Dr Mary Caswell Stoddard (Cassie)

Mary C. (Cassie) Stoddard is an evolutionary biologist and behavioural ecologist at Princeton University. She specialises on visual communication and signalling in birds, including egg mimicry among brood parasites and their hosts, and different strategies used by birds to help camouflage their eggs. The relationship between the structure and function of phenotypic traits in avian eggshells has also formed a key aspect of her research. Her recent findings to explain the shape of bird eggs were published in Science and received worldwide attention.

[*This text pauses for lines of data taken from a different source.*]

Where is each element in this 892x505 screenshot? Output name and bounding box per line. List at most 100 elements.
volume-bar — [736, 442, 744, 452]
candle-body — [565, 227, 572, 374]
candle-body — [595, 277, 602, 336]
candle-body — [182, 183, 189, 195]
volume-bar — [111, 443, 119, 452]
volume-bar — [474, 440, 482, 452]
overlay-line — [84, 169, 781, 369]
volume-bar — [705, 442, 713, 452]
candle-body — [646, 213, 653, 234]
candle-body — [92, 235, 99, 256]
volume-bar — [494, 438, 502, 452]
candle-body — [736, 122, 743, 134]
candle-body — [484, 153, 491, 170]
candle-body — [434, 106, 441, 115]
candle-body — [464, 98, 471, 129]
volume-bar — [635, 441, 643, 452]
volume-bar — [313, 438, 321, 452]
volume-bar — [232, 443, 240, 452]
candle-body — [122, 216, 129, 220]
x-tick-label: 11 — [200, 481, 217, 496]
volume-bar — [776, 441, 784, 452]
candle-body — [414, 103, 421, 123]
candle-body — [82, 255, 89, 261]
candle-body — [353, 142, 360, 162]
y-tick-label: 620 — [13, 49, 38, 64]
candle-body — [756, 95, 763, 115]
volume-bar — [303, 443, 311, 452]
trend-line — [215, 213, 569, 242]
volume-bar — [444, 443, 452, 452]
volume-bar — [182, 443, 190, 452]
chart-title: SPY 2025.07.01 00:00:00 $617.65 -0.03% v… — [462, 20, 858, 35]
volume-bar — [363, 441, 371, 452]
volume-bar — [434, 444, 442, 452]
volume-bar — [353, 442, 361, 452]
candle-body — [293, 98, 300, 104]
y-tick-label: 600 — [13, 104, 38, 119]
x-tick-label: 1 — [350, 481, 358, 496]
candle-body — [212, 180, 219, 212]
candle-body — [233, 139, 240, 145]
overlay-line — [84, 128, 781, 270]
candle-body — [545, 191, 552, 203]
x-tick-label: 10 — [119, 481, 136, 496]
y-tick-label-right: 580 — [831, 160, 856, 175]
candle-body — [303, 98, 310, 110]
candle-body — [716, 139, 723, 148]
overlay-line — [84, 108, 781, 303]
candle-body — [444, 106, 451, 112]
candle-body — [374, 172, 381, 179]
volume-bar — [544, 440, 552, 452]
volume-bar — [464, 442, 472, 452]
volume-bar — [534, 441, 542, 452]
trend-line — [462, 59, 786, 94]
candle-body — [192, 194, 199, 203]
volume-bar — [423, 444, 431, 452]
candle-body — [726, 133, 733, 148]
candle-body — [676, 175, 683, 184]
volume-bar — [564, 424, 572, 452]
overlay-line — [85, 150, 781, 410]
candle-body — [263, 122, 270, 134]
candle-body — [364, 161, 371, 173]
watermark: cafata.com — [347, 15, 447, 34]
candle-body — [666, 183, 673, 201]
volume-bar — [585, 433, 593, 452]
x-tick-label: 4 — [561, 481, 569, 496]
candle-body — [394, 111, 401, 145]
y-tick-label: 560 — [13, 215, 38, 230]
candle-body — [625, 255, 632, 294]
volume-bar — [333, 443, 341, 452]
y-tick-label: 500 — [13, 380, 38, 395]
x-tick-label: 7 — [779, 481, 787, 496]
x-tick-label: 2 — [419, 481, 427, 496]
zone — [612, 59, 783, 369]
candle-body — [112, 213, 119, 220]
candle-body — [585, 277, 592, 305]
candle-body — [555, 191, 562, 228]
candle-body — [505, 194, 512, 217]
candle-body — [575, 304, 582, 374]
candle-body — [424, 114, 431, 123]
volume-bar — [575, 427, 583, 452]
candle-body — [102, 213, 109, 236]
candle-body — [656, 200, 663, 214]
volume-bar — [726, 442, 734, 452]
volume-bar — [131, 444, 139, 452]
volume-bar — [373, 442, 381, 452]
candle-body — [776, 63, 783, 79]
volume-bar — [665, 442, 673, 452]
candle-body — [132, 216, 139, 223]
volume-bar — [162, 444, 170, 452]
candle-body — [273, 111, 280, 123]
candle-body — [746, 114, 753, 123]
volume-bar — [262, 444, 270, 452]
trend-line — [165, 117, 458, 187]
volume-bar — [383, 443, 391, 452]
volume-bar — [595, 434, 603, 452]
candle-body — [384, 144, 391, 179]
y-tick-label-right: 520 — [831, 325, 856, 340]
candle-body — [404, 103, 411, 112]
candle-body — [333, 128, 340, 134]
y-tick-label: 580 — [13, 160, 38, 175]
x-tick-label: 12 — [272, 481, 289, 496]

Her work incorporates techniques from physiology, mechanical engineering to comparative genomics. This research combines experiments in the lab and field, together with museum-based studies using extensive egg and nest collections.  

 

Dr Charles Deeming 

Charles Deeming is a principal lecturer at the University of Lincoln and specialises in avian and reptilian reproduction. His primary research explores the role of the nest within the incubation process and factors influencing the evolution and development of avian egg traits. He started working on aspects of bird incubation in the early 1980s and completed his postdoctoral studies on incubation effects on the sex and embryonic development of alligators. More recently, he has explored how egg shapes of birds, both past and present, might be associated with different nesting behaviours or incubation methods.
 
He has used his expertise to provide comprehensive scientific overviews of the diverse field of avian reproduction through his books, including “Avian incubation: behaviour, environment and evolution” and “Nests, eggs, and incubation: new ideas about avian reproduction”.

Douglas Russell

Douglas R. D. Russell is the Senior Curator at the Natural History Museum, London responsible for the Natural History Museum collection of Birds’ eggs and Nests.  Working as part of a team of ornithologists in the Bird Group at Tring for the last 17 years, Douglas has been involved in research on topics as diverse as the evolution of eggshell appearance, penguin sexual behaviours Edwardian’s couldn’t handle and the history of egg collecting.  
20 March 2018, The University of Sheffield

Dr Jim Reynolds 

Jim Reynolds is a lecturer in Ornithology and Animal Conservation at the University of Birmingham where he works on the reproductive biology and the nutritional ecology of birds in terrestrial and marine ecosystems. He is interested in how birds obtain the raw materials for egg production with a particular focus on the functional significance of pigmentation in eggshells. His work has highlighted how anthropogenic food can have profound effects on the breeding biology of birds, including the composition of eggs, the growth trajectories of chicks and population stability.

 

As a leading authority on avian reproduction, he has helped to advance techniques particularly at the nest to understand the process of incubation within various ornithological contexts. He is an Associate Editor of the British Ornithologists’ Union journal Ibis and a co-editor of the Oxford University Press book entitled “Nests, eggs, and incubation: new ideas about avian reproduction”.